Si me llevaba las manos a la nariz ese día, todavía se sentía olor a nube por haber estado tan cerca de tocar el cielo. En realidad era el olor que le había olido a Clara una mañana que se me sentó al lado, pero para mí era lo mismo. Se despertaba con aliento a eucalipto. No lo sabía pero era obvio. Igual todo se esfumaba y ya no era ni el hermanito, ya no viajaríamos por todos lados. Nada.


Cuando tenía diez años masomenos, me fui de campamento a Tandil con el colegio. Un día nos hicieron recorrer gran parte del lugar primero en bici, después caminando, después en kayak y finalmente en tirolesa. Cuando llegábamos al otro lado veíamos algo así como siete mesas de esas de madera rectangulares con sus respectivas banquetas y platos servidos.

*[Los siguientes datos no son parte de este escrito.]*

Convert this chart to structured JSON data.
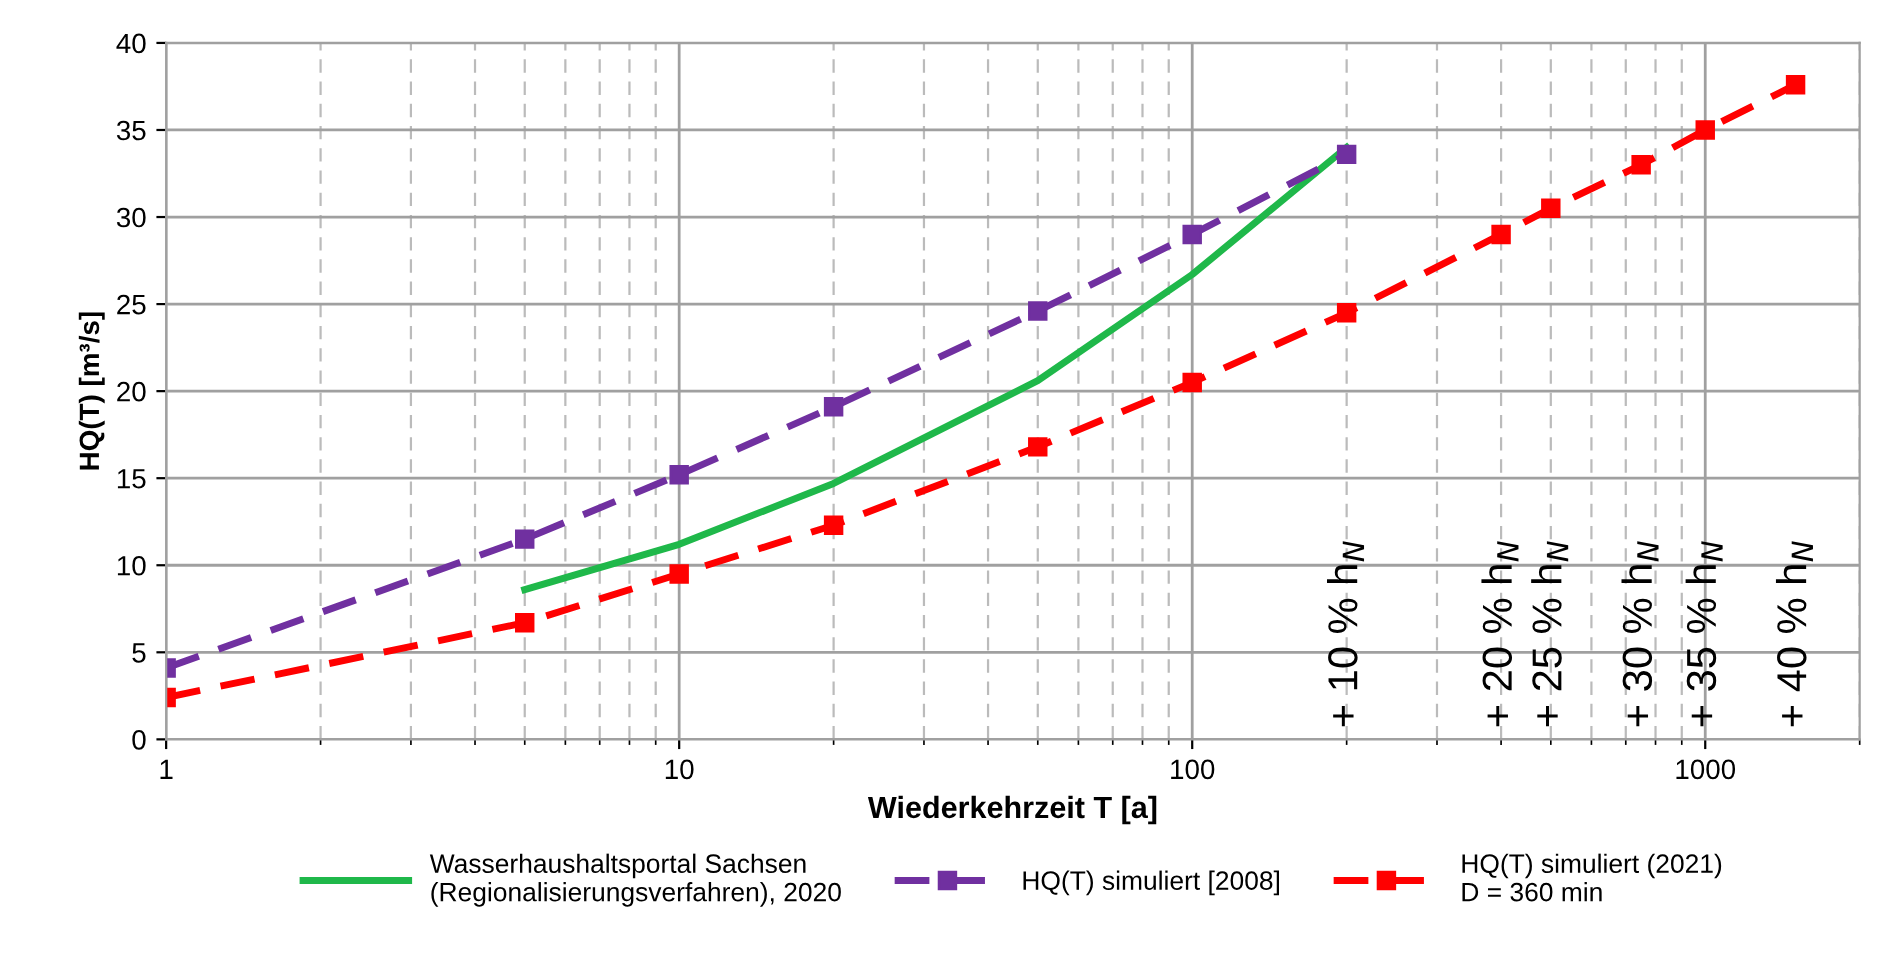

Estábamos tan cansados que ni siquiera queríamos saber qué más había de aquel lado. Para nosotros, que tanto habíamos recorrido, el mundo terminaba ahí. Sabíamos que no era literal, que detrás de las mesas no había un precipicio humeante, pero para nosotros sí. Queríamos comer. Ya conocíamos el mundo, veníamos de conocer el mundo y ahí terminaba.


Crecí. A las amistades de mi hermana no las reconozco por la calle ni a palos, su marido es un boludo así que tampoco voy mucho para su casa. A Cariló fuimos dos veranos más, sólo nosotros cuatro. En el último me di besos con Micaela, me acuerdo porque cotizaba en bolsa esa pibita. Tampoco fue gran cosa pero seguramente dije que sí. Ya no retenía con tanta precisión lo que a mujeres así de pasajeras, de “veraneras” refería.


Las comidas que siguieron después de que las chicas conocieran a estos pibes fueron incompletas para ellas dos. Apenas si terminaban sus platos y salían disparadas. Yo me dormía tarde con la esperanza de que volvieran, las enganchara y nos quedáramos charlando de su noche y que los varones esto y aquello.


Eso nunca volvió a pasar. Volvimos y viajé atrás, del lado de la ventana, calladísimo.

Pero ese verano, en el mar, le toqué una teta a Clara. De eso me acuerdo todo el tiempo. Fue mi segundo fin del mundo.